Commentary

Ode

You'll know that I've stopped giving a hoot about this sunny little column when I start using the most tired rhetorical device in the book--the BIG QUESTION--to commence my publication eviscerations. Like "can Jane survive without Queen Jane?" Or "do the editors of Cat Fancy still fancy cats?" In my experience, the BIG QUESTION cover line/story lead ranks among the surefire tells of creative bankruptcy.

I bring this up because Ode, which bills itself as a title "for intelligent optimists," asks no fewer than two BIG QUESTIONS on the cover of its January/February issue. The optimism thing poses another problem: me, I'm not just a glass-half-empty person, I'm a glass-half-empty-and-is-that-roach-excrement-I-see-at-the-bottom-of-it? person. So Ode had the deck stacked against it before I reached page one.

Ultimately, it won me over, mostly. Ode replicates The Week's time-tested formula (poaching content from other smart folks), but adds a forward-thinking, planet-friendly ideological slant. What the mag's editors are attempting is admirable; I'm just not sure they approach it the right way all the time.

Take the feature on mentoring, much of which is plucked from www.whomentoredyou.com. The piece offers a range of illuminating anecdotes from names big (Ray Charles) and small (a business trainer who founded a program that pairs Dutch managers with African ones). But then the story stalls, courtesy of a dallying sidebar from a "long-time advocate and researcher of mentors," whatever that is, as well as a borrowed blurb from Oprah Winfrey--which the title disingenuously represents on its cover as "Oprah on mentoring."

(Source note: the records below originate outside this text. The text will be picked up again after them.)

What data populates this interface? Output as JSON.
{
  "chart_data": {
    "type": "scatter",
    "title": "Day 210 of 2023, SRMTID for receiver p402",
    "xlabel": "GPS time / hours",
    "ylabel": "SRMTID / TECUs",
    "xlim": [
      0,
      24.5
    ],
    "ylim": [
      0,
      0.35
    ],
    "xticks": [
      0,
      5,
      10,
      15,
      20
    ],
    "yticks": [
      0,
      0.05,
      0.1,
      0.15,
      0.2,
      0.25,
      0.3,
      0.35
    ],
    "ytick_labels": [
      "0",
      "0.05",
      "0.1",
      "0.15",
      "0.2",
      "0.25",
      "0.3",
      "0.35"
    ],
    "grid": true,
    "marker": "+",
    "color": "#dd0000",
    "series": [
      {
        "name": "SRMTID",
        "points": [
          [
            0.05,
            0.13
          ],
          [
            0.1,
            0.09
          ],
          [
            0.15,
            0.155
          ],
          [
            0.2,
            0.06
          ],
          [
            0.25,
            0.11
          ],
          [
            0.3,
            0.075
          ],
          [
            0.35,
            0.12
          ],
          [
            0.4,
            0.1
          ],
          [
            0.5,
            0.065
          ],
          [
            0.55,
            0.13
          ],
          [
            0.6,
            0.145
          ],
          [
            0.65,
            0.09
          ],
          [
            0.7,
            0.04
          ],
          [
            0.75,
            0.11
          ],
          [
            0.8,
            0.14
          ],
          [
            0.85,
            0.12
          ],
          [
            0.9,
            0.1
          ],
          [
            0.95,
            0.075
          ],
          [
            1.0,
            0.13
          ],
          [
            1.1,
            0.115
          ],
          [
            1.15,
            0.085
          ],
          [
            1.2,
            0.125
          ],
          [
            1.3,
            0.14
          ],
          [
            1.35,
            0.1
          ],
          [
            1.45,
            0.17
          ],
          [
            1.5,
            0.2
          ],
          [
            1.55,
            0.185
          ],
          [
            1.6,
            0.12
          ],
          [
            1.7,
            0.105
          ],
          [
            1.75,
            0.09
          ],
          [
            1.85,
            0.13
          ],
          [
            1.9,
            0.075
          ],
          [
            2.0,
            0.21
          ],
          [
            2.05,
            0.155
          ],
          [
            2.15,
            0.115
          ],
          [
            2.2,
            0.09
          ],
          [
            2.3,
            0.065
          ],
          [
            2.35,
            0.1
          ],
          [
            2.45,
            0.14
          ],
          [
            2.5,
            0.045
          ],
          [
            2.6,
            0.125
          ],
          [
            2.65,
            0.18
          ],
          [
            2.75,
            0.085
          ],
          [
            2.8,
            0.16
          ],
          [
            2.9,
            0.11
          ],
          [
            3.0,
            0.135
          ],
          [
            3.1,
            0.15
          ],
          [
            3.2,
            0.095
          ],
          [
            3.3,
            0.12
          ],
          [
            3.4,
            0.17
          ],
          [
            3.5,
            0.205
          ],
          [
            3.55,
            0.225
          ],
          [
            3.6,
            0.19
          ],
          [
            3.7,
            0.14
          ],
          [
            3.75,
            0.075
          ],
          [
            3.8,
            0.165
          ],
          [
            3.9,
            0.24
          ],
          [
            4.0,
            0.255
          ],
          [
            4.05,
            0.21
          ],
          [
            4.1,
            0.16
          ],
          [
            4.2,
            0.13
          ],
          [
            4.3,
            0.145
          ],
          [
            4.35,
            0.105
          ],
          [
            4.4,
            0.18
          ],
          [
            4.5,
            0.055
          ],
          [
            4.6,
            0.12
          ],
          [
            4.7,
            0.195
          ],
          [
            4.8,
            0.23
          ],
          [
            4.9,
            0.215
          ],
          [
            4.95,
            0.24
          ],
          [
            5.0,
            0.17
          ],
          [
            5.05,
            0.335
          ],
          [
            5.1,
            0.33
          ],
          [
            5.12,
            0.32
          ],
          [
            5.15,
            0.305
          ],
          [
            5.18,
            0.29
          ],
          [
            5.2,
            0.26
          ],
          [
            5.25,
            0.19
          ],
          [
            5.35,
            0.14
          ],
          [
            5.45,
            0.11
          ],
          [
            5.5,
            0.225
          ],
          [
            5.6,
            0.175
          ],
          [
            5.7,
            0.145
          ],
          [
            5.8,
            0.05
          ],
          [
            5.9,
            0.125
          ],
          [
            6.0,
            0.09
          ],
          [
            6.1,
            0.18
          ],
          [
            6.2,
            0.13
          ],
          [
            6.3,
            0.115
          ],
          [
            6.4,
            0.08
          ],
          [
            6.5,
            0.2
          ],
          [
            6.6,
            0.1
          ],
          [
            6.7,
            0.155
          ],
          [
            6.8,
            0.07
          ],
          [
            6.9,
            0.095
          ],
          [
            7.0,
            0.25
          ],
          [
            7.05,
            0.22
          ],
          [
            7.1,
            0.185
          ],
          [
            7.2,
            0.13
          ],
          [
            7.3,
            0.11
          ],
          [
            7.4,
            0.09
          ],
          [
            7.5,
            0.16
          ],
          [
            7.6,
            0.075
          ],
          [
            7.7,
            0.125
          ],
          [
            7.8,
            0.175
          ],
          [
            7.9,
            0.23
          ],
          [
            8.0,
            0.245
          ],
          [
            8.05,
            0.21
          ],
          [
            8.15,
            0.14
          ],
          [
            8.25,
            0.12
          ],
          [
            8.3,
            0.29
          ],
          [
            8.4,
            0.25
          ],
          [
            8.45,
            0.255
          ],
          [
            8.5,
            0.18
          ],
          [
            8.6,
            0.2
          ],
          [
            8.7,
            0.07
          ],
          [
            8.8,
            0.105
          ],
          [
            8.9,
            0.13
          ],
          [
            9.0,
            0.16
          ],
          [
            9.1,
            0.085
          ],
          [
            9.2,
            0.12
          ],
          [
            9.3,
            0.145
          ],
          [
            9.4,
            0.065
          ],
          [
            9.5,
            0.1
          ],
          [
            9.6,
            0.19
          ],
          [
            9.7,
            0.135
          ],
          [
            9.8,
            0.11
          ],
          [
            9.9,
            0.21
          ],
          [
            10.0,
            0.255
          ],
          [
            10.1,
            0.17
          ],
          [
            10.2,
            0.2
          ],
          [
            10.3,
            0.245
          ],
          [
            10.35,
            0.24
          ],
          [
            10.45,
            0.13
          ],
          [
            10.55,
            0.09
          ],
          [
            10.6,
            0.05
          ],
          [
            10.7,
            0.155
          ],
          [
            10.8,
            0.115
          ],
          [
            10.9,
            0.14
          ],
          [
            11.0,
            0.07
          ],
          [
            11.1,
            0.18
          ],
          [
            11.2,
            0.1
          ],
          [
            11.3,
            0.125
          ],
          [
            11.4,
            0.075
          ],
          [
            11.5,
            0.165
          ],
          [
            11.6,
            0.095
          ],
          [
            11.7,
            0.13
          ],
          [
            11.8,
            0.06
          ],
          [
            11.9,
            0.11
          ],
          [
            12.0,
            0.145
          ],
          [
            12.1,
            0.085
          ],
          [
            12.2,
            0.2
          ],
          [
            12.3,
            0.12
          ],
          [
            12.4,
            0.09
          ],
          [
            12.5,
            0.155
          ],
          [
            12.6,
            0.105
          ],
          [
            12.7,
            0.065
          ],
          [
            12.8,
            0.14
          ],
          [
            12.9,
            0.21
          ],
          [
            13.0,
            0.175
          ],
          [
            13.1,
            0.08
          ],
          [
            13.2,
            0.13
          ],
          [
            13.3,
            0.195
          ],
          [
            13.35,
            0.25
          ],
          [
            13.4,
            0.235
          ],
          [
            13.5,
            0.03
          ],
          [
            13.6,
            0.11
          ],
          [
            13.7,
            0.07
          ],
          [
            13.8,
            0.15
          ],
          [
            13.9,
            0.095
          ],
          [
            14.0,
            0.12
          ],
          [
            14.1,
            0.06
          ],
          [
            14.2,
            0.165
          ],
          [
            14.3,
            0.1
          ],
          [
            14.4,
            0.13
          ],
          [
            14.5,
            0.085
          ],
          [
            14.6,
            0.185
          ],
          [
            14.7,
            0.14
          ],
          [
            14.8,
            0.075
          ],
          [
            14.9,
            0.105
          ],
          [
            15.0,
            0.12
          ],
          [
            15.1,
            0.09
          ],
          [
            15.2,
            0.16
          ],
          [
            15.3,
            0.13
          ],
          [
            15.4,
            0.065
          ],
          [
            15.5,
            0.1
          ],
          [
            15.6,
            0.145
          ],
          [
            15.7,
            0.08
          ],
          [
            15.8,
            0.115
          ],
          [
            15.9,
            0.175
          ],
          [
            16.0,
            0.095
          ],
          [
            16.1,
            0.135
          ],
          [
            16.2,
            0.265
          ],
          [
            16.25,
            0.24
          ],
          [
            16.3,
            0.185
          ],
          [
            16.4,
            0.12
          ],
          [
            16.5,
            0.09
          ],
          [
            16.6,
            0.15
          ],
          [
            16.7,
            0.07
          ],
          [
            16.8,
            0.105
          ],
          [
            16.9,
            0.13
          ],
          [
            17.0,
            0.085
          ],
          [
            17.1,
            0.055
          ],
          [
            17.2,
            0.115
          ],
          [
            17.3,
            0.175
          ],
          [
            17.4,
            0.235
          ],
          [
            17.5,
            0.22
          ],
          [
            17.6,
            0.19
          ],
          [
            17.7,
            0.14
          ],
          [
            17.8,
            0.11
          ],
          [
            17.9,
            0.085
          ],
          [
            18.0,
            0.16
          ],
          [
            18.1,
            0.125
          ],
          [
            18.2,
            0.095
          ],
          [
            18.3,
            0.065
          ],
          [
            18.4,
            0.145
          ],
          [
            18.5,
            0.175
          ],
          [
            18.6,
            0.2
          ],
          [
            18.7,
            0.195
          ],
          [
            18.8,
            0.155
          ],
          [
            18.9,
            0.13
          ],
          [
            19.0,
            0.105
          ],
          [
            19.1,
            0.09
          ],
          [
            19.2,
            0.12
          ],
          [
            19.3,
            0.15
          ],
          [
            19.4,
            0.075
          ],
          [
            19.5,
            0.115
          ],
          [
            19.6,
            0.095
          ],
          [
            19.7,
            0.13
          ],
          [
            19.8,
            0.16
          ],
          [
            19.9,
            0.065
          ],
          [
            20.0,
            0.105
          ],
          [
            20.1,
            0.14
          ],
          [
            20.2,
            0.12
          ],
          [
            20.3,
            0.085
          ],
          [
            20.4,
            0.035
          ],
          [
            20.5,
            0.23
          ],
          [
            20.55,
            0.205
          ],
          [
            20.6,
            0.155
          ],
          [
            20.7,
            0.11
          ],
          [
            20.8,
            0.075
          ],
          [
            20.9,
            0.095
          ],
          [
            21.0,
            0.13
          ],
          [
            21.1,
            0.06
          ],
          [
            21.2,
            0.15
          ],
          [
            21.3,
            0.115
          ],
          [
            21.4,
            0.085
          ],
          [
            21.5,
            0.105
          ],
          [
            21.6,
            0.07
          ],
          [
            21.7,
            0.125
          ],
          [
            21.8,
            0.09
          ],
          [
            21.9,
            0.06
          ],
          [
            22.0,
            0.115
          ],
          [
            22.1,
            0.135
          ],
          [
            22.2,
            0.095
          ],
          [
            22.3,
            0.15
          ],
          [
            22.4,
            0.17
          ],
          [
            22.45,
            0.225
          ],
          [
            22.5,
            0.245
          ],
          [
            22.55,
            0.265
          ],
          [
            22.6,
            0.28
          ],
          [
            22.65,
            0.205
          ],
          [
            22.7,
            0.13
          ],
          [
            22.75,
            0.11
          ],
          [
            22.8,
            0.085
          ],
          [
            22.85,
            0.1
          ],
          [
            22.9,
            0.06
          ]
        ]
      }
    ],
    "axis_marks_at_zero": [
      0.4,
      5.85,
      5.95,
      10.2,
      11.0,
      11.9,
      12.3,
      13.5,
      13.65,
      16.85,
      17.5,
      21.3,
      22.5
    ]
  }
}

Equally off-kilter is the "up with old people" feature/essay amalgam, which throws out heady pronouncements ("the wisdom and practical skills older people possess can help bring peace to the stressful lives of teenagers and adults") without supplementing them via research or, really, anything at all. I also question the mag's organizational choices: the cover-billed piece on how homeopathic remedies might prove most effective in treating a superflu, for instance, shares a page with a Q&A with the founders of World Youth Citizens.

Most of the rest of the January/February issue reads far more smoothly. The homeopathy cover feature states its case persuasively, even if you don't necessarily buy its central premise. The story on a Dutch "green bank" that throws its financial weight behind sustainable-energy products and artsy pursuits, on the other hand, gives me hope that someone, somewhere will someday loan me the necessary cash to stage my rock opera about thermoses.

Ode's many blurbs also entice. Stuff I learned: there are DIY alternatives to gasoline which involve titration and, ostensibly, second-degree burns all about the torso; columnists are eager to share their gentle religious jokes, exactly zero of which begin "there was a young priest from Nantucket..."; there was blogging in ancient Sumeria, likely about how Franz Ferdinand has, like, totally sold out; and your eyesight benefits less from glasses or contact lenses than from the "Exercise Your Eyes Total Vision Workout." I didn't run the latter theory by my ophthalmologist dad, as I feared his response would have prominently featured the words "utter" and "horseshit."

Ode also deserves some props for its easy-on-the-eyes design. I wouldn't say there's any wild, unfettered innovation here, but the mag complements its editorial selections with everything from a lush island landscape (for the item on a society that still occasionally uses giant stones as currency) and a first-aid kit teeming with herbs and spices (for the homeopathic remedies feature). The stark "When I Grow Up..." photo spread, which features a gaggle of Ethiopian pre-teens, adds welcome grit.

In its mission statement, proudly positioned right above the masthead, Ode describes itself as "an independent, international journal without strings to the world of commerce and power... We contribute to progress by publishing stories about the people and ideas that are making a difference." I don't entirely buy that--if you're truly without strings to the world of commerce, shouldn't all advertisers be verboten?--but Ode makes a valiant effort to walk the walk. That in itself should merit a hearty slap on the back, if not your undivided monthly attention.